En ce qui concerne le secteur du sucre, les mesures visent à compenser la baisse des prix sur le marché international. Or les aides européennes ne suffisent pas, malgré les quelque 80 millions d’euros consacrés sur les fonds de l’Union, pour garantir le prix de vente d’une production sujette aux aléas extérieurs. Les aides nationales sont toujours nécessaires pour maintenir cette activité.
Un autre point faible des mesures spécifiques prises pour soutenir le secteur agricole des RUP, mises en place par la France, a trait au contrôle des régimes spécifiques d’approvisionnement, les RSA.
Les États membres sont tenus de vérifier si l’avantage qui découle de l’aide à l’introduction ou de l’exonération des droits de douane a été effectivement répercuté jusqu’au bénéficiaire final. La Cour des comptes européenne constate que la méthode retenue par la France, en se fondant sur des données très anciennes, ne reflète plus la situation actuelle. Or l’objectif fixé par le comité interministériel de l’outre-mer, CIOM, de mettre en place un marché commun du plateau des Guyanes ne peut se réaliser sans une évaluation précise du RSA.

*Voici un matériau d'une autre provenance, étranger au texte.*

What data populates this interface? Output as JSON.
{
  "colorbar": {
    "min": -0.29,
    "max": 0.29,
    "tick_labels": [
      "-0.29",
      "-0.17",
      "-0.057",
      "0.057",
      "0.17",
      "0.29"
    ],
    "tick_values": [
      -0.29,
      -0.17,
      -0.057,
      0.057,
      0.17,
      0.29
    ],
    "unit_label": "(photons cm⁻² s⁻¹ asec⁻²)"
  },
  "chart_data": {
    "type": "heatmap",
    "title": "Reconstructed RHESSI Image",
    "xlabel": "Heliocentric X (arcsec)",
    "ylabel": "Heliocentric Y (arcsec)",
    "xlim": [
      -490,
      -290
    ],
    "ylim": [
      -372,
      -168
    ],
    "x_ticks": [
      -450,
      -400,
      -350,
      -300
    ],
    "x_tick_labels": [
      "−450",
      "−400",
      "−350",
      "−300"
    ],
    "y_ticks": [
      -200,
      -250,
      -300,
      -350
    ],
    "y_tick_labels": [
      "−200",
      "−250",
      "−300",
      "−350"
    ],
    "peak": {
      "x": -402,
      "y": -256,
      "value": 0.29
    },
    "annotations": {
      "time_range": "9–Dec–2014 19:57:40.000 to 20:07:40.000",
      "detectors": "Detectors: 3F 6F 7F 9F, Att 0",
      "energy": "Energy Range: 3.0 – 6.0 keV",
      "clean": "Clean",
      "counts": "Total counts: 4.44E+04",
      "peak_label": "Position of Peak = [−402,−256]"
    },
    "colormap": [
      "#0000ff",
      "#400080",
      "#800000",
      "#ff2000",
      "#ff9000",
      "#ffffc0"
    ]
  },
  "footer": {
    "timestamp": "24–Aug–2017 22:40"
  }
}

La spécificité du secteur agricole guyanais doit être prise en compte à la fois par la France et par l’Europe.
La Commission doit jouer son rôle d’appui technique et financier, ainsi que de contrôle, pour assurer la couverture intégrale du programme français pour le soutien de tous les départements de l’outre-mer.
À cet égard, il me semble qu’il serait possible d’atteindre l’autosuffisance, avec le même degré de sûreté sanitaire, sans interdire l’importation d’intrants ou de poussins d’un jour, par exemple en provenance du Brésil. Pourtant, dans la situation actuelle, la filière subit une concurrence importante des surgelés issus de la production brésilienne, mais en provenance de l’Union européenne.
De même, alors que la Guyane est le seul producteur ultramarin de riz, environ 9 000 tonnes en 2009, cette culture disparaît aujourd’hui car la seule entreprise exploitante cesse son activité en raison, d’une part, de l’interdiction par la Commission européenne des produits utilisés pour lutter contre les attaques phytosanitaires et, d’autre part, de la modification du régime d’aide à la production.
La France doit surtout tenir compte de la spécificité du secteur guyanais dans la conception et la gestion des POSEI. La détermination des éligibilités aux aides doit être réformée, puisque l’exclusion de nombre d’agriculteurs guyanais des aides des POSEI est essentiellement due au Gouvernement.
Enfin, je ne peux manquer de relever le lien entre l’insuffisance de structuration du secteur agricole, dont l’organisation est pourtant nécessaire à l’obtention des aides, et les difficultés d’accès au foncier.
Ces difficultés sont inscrites dans l’histoire, et malgré les nouvelles procédures permettant d’accélérer les concessions de périmètres, on estime encore entre 50 % et 70 % du total le nombre d’agriculteurs installés exerçant sans titre de propriété. Il n’est guère étonnant, dans ces conditions, que le secteur des fruits et légumes soit si peu organisé.
En conclusion, les objectifs du CIOM visant un développement endogène et durable des territoires ultramarins sont toujours d’une brûlante actualité, dans un contexte international de volatilité des prix des denrées alimentaires.
La proposition de résolution qui rappelle à l’Union européenne sa responsabilité ne doit pas masquer celle de la France, qui devrait apporter un soutien équivalent à la compétitivité des grandes industries agroalimentaires ultrapériphériques et au secteur agricole traditionnel et durable de proximité. (Applaudissements.)
M. le président. Personne ne demande plus la parole dans la discussion générale ?…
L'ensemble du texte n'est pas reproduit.